Sementara itu, pelaku industri menahan napas, berharap periode 90 hari ini dapat membuka ruang diplomasi.
“Ini adalah pertaruhan besar. Jika China membalas lebih agresif, dunia bisa terjerumus ke spiral resesi yang lebih dalam,” kata Helena Brooks, analis ekonomi global di Nexus Strategies.
Langkah Trump memicu gelombang kecemasan di berbagai bursa dunia. Investor menganggap kebijakan ini sebagai bentuk ketegangan yang bisa mengancam stabilitas rantai pasok global. Pasar obligasi, meski disebut “indah” oleh Trump, juga menunjukkan tanda-tanda keresahan.
“Saya mengamatinya, tetapi jika Anda melihatnya sekarang, pasar obligasi saat ini sangat indah. Namun, saya melihat tadi malam orang-orang mulai merasa gelisah,” ungkap Trump dalam gaya khasnya yang ambigu namun penuh pesan tersirat.

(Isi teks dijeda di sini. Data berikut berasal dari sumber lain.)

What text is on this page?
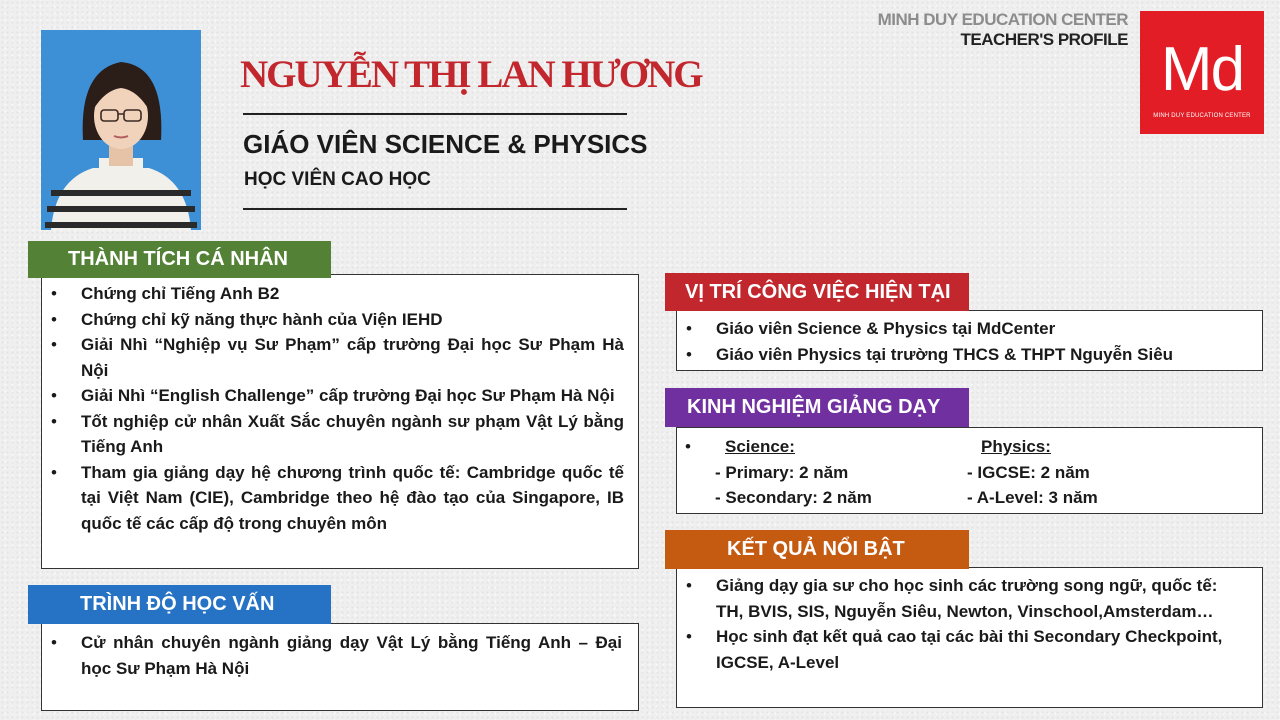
NGUYỄN THỊ LAN HƯƠNG
GIÁO VIÊN SCIENCE & PHYSICS
HỌC VIÊN CAO HỌC
MINH DUY EDUCATION CENTER
TEACHER'S PROFILE Md
MINH DUY EDUCATION CENTER
• Chứng chỉ Tiếng Anh B2
• Chứng chỉ kỹ năng thực hành của Viện IEHD
• Giải Nhì “Nghiệp vụ Sư Phạm” cấp trường Đại học Sư Phạm Hà Nội
• Giải Nhì “English Challenge” cấp trường Đại học Sư Phạm Hà Nội
• Tốt nghiệp cử nhân Xuất Sắc chuyên ngành sư phạm Vật Lý bằng Tiếng Anh
• Tham gia giảng dạy hệ chương trình quốc tế: Cambridge quốc tế tại Việt Nam (CIE), Cambridge theo hệ đào tạo của Singapore, IB quốc tế các cấp độ trong chuyên môn
THÀNH TÍCH CÁ NHÂN
• Cử nhân chuyên ngành giảng dạy Vật Lý bằng Tiếng Anh – Đại học Sư Phạm Hà Nội
TRÌNH ĐỘ HỌC VẤN
• Giáo viên Science & Physics tại MdCenter
• Giáo viên Physics tại trường THCS & THPT Nguyễn Siêu
VỊ TRÍ CÔNG VIỆC HIỆN TẠI
• Science:	Physics:
- Primary: 2 năm	- IGCSE: 2 năm
- Secondary: 2 năm	- A-Level: 3 năm
KINH NGHIỆM GIẢNG DẠY
• Giảng dạy gia sư cho học sinh các trường song ngữ, quốc tế: TH, BVIS, SIS, Nguyễn Siêu, Newton, Vinschool,Amsterdam…
• Học sinh đạt kết quả cao tại các bài thi Secondary Checkpoint, IGCSE, A-Level
KẾT QUẢ NỔI BẬT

Pengamat menilai keputusan ini bukan semata urusan ekonomi, tetapi juga mencerminkan ketegangan geopolitik yang kian menajam.
Perang dagang AS-Tiongkok yang sudah berlangsung bertahun-tahun kini memasuki babak baru lebih panas, lebih tajam.
Para pelaku industri berharap jeda 90 hari ini bukan sekadar taktik menenangkan pasar, tetapi dimanfaatkan untuk meredakan konflik melalui jalur diplomasi. Jika tidak, dunia mungkin sedang menyaksikan awal dari fase perang dagang yang lebih brutal.